Knowledgeable and EducationalSelf Develpoment

How do you know, which news should you trust or not? Whom to trust?

We believe that the Sun is much larger than the Earth, that the earth is warming roughly spherical planet that rotates on its axis every 24 hours and it revolves around the Sun once every 365 days. We believe that we were born on a particular date, that we were born to two human parents and each of our human parents on an earlier date. We believe that other human beings have thoughts and feelings like we do and that we are not surrounded by humanoid robots.

We believe all of these things and many more, not on the basis of direct observation, which can’t, by itself, tell us very much about the relative size and motion of the Sun, and the Earth, or about our own family history, or about what goes on in the minds of others. Instead, these beliefs are mostly based on what you’ve been told. Without spoken and written testimonies, human beings could not pass on knowledge from one person to another, let alone from one generation to another.

We would know much, much less about the world around us. So learning about a topic by asking an expert on that topic, or appealing to authority, helps us to gain knowledge, but, it doesn’t always. Even the most highly respected authorities can turn out to be wrong.

Occasionally this happens because a highly respected authority is dishonest and claims to know something that they really don’t know. Sometimes it happens just because they make a mistake. They think they know everything when they don’t know. For example, a number of respected economists expect the financial collapse of 2008. They turned out to be wrong.

Maybe they were wrong because they were overlooking some important evidence. Maybe they were wrong because they were misinterpreting some of the evidence they had noticed. Maybe they were wrong simply because they were reasoning carelessly from the total body of their evidence. But whatever the reason, they turned out to be wrong an many people who trusted their authority ended up losing lots of money, losing lots of other people’s money, on account of that misplaced trust.

So while appealing to authority can sometimes provide us with valuable knowledge, it also can sometimes be the cause of monumental errors. It’s important to all of us to be able to distinguish those occasions on which we can safely and reasonably trust authority from those occasions on which we can’t.

But how do we do that?

In order to do that, nothing is more useful than an authority’s track record on a particular topic. If someone turns out to perform well in a given situation much of the time, then it’s likely that he or she will continue to perform well in that same situation, at least in the near term. And this generalizations holds true of the testimony of authorities as much as of anything else.

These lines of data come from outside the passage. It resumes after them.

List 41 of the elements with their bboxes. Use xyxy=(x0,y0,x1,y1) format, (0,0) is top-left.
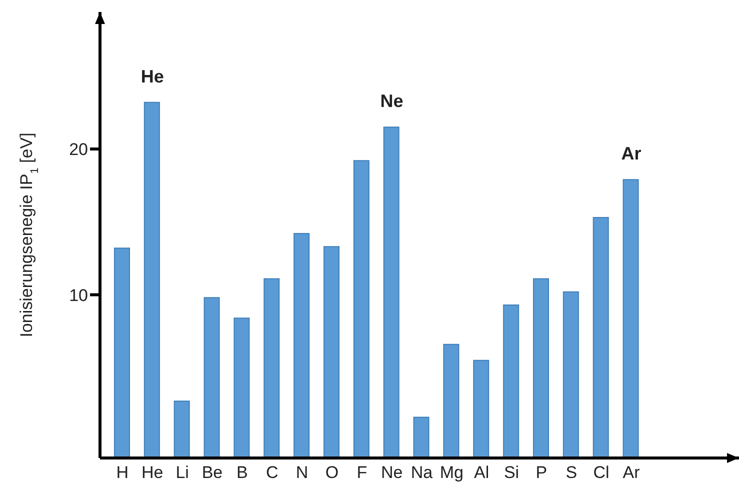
x-tick-label: Be xyxy=(202,463,223,482)
bar xyxy=(114,248,130,458)
x-tick-label: B xyxy=(236,463,248,482)
bar xyxy=(622,179,639,458)
y-tick-label: 20 xyxy=(69,140,88,160)
bar xyxy=(294,233,310,458)
x-tick-label: F xyxy=(356,463,368,482)
y-tick-label: 10 xyxy=(69,286,88,305)
bar xyxy=(413,416,430,458)
bar xyxy=(353,160,370,458)
x-tick-label: Li xyxy=(176,463,189,482)
bar xyxy=(592,217,609,458)
bar xyxy=(533,278,549,458)
bar xyxy=(234,318,250,458)
bar xyxy=(264,278,280,458)
x-tick-label: Ar xyxy=(622,463,640,482)
x-tick-label: Na xyxy=(410,463,434,482)
annotation: He xyxy=(140,66,164,86)
x-tick-label: He xyxy=(142,463,164,482)
bar xyxy=(323,246,340,458)
x-tick-label: Cl xyxy=(593,463,610,482)
bar xyxy=(144,102,160,458)
x-tick-label: N xyxy=(296,463,308,482)
x-tick-label: S xyxy=(566,463,578,482)
bar xyxy=(443,344,460,458)
bar xyxy=(174,400,190,458)
x-tick-label: P xyxy=(536,463,548,482)
x-tick-label: O xyxy=(325,463,339,482)
bar xyxy=(562,291,579,458)
x-tick-label: Al xyxy=(474,463,490,482)
bar xyxy=(383,126,400,458)
x-tick-label: C xyxy=(266,463,278,482)
annotation: Ar xyxy=(621,144,642,164)
annotation: Ne xyxy=(380,91,404,112)
bar xyxy=(503,304,520,458)
x-tick-label: Si xyxy=(504,463,520,482)
bar xyxy=(473,360,490,458)
bar xyxy=(204,297,220,458)
x-tick-label: Ne xyxy=(380,463,403,482)
x-tick-label: Mg xyxy=(440,463,464,482)
x-tick-label: H xyxy=(116,463,129,482)
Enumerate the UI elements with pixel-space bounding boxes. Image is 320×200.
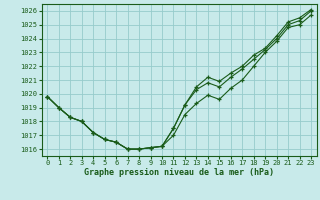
X-axis label: Graphe pression niveau de la mer (hPa): Graphe pression niveau de la mer (hPa) bbox=[84, 168, 274, 177]
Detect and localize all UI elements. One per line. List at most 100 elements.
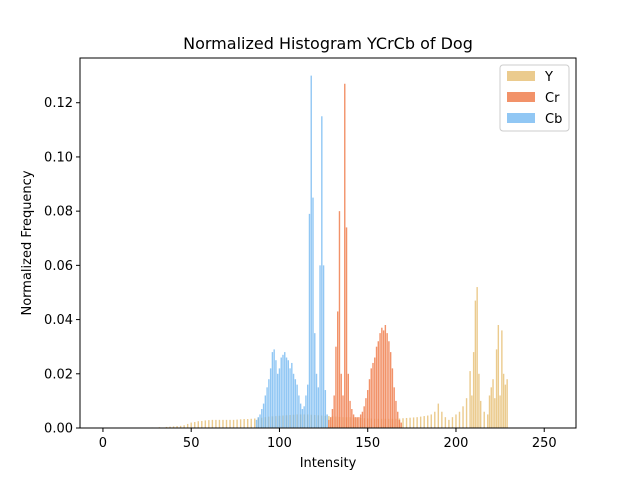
bar-y-218 bbox=[487, 414, 489, 428]
bar-y-172 bbox=[405, 417, 408, 428]
bar-cr-152 bbox=[370, 368, 372, 428]
bar-cb-105 bbox=[287, 360, 289, 428]
bar-y-86 bbox=[254, 418, 256, 428]
bar-cr-168 bbox=[398, 419, 401, 428]
x-axis: 0 50 100 150 200 250 bbox=[99, 428, 557, 451]
bar-cr-150 bbox=[367, 390, 369, 428]
bar-y-192 bbox=[441, 411, 443, 428]
bar-cr-151 bbox=[368, 379, 371, 428]
bar-cr-128 bbox=[328, 419, 330, 428]
bar-y-208 bbox=[469, 371, 471, 428]
bar-cr-135 bbox=[340, 373, 342, 428]
bar-cr-137 bbox=[344, 83, 346, 428]
bar-cr-129 bbox=[329, 417, 332, 428]
x-tick-label: 250 bbox=[532, 436, 557, 451]
bar-cr-149 bbox=[365, 398, 367, 428]
bar-cr-138 bbox=[345, 227, 348, 428]
bar-cr-130 bbox=[331, 409, 334, 428]
bar-y-56 bbox=[201, 420, 203, 428]
bar-cb-108 bbox=[292, 373, 295, 428]
bar-y-228 bbox=[504, 384, 507, 428]
bar-cb-126 bbox=[324, 390, 327, 428]
bar-y-80 bbox=[243, 419, 245, 428]
bar-cr-133 bbox=[337, 311, 339, 428]
bar-cb-109 bbox=[294, 379, 297, 428]
bar-y-220 bbox=[490, 387, 492, 428]
bar-cr-147 bbox=[361, 411, 364, 428]
bar-cb-93 bbox=[266, 387, 268, 428]
bar-cb-92 bbox=[264, 395, 267, 428]
bar-cb-97 bbox=[273, 349, 275, 428]
bar-y-186 bbox=[430, 414, 432, 428]
bar-y-188 bbox=[434, 411, 436, 428]
bar-y-190 bbox=[437, 403, 440, 428]
bar-cb-104 bbox=[285, 357, 288, 428]
bar-y-70 bbox=[225, 419, 228, 428]
bar-cb-99 bbox=[276, 373, 279, 428]
bar-y-66 bbox=[218, 419, 221, 428]
bar-cb-110 bbox=[296, 384, 298, 428]
bar-cb-94 bbox=[268, 379, 270, 428]
bar-y-222 bbox=[494, 398, 496, 428]
chart-title: Normalized Histogram YCrCb of Dog bbox=[183, 34, 473, 53]
bar-cb-89 bbox=[259, 414, 261, 428]
bar-cr-166 bbox=[395, 400, 397, 428]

If someone can consistently pick winners in both politics and football, then we should probably trust him or her to keep on picking winners in both politics or football, though maybe not in other things where their track record maybe less stellar. If other forecasters have a poorer track record on those same two topics, then we shouldn’t trust them as much.

So whenever you’re considering whether or trust the testimony of some authority, the first question to ask yourself is, “What’s their track record on this topic?” And notice that you can apply the very same lesson to yourself. Your instincts tell you that you’ve just met the right person, but what sort of yrack record do your instincts have on topics like this one? Have your instincts proven themselves to be worthy of your support? Just as we judge other people’s testimony by their track record, so, too, we can judge our own instincts by their track record.

And this brings us one step closer to an objective view of ourselves and our relation to the world around us.